Fetches webpage content using 'requests'.
Uses 'BeautifulSoup' to extract relevant textual content.
Applies 'NLTK' and 'SentimentIntensityAnalyzer' to determine sentiment scores.
Also uses a pretrained model from Hugging Face's Transformers for emotion analysis.
"""
try:
# Fetching webpage content
response = requests.get(url)
response.raise_for_status()
except requests.RequestException as e:
raise HTTPException(status_code=400, detail=f"Error fetching the URL: {e}")
# Parsing and extracting text from HTML
soup = BeautifulSoup(response.text, 'html.parser')
text = soup.get_text().strip()
sia = SentimentIntensityAnalyzer()
# NLTK Sentiment Analysis
sentiment_scores = sia.polarity_scores(text)

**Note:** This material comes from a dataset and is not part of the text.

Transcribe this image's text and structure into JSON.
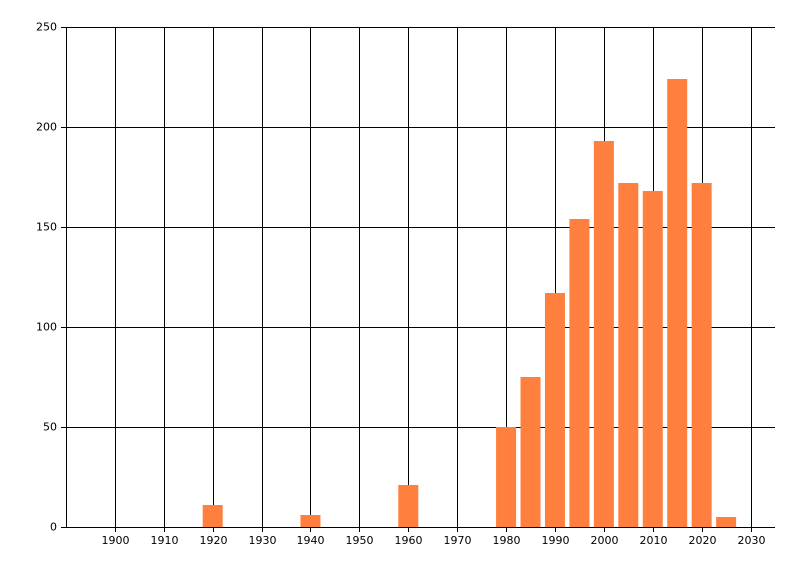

# Transformers Emotion Analysis
try:
# Tokenize and split text into chunks within the token limit
max_length = 512 # Model's token limit
tokens = tokenizer.encode(text, add_special_tokens=True, truncation=True, max_length=max_length)

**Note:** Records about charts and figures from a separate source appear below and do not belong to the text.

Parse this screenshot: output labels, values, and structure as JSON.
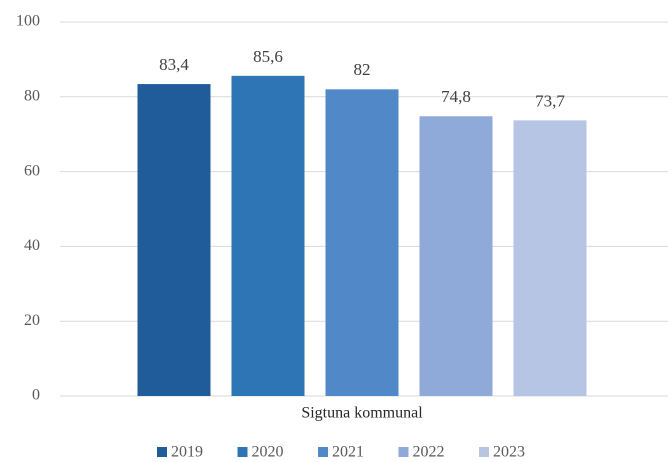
{
  "chart_data": {
    "type": "bar",
    "categories": [
      "Sigtuna kommunal"
    ],
    "series": [
      {
        "name": "2019",
        "color": "#1f5c99",
        "values": [
          83.4
        ],
        "value_labels": [
          "83,4"
        ]
      },
      {
        "name": "2020",
        "color": "#2e75b6",
        "values": [
          85.6
        ],
        "value_labels": [
          "85,6"
        ]
      },
      {
        "name": "2021",
        "color": "#5188c8",
        "values": [
          82
        ],
        "value_labels": [
          "82"
        ]
      },
      {
        "name": "2022",
        "color": "#8faad8",
        "values": [
          74.8
        ],
        "value_labels": [
          "74,8"
        ]
      },
      {
        "name": "2023",
        "color": "#b6c5e4",
        "values": [
          73.7
        ],
        "value_labels": [
          "73,7"
        ]
      }
    ],
    "ylim": [
      0,
      100
    ],
    "yticks": [
      0,
      20,
      40,
      60,
      80,
      100
    ],
    "grid": true,
    "legend": "bottom"
  }
}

chunk_size = max_length - 2 # Account for special tokens [CLS] and [SEP]
chunks = [tokens[i:i + chunk_size] for i in range(0, len(tokens), chunk_size)]
emotions_aggregated = {}
for chunk in chunks:
# Convert chunk back to string
chunk_text = tokenizer.decode(chunk, skip_special_tokens=True)
chunk_outputs = classifier(chunk_text)
for item in chunk_outputs:
label = item['label'] # Corrected access to the dictionary
score = item['score']
emotions_aggregated[label] = emotions_aggregated.get(label, 0) + score
# Average the scores
for emotion in emotions_aggregated:
emotions_aggregated[emotion] /= len(chunks)
except Exception as e:
raise HTTPException(status_code=500, detail=f"Error in emotion analysis: {e}")
# Combining results
return {
"sentiment_scores": sentiment_scores,
"emotion_analysis": emotions_aggregated
}
“detail”: “Error in emotion analysis: list indices must be integers or slices, not str”
I am really new to the transformers architecture so much of this is probably going over my head, what am I missing here?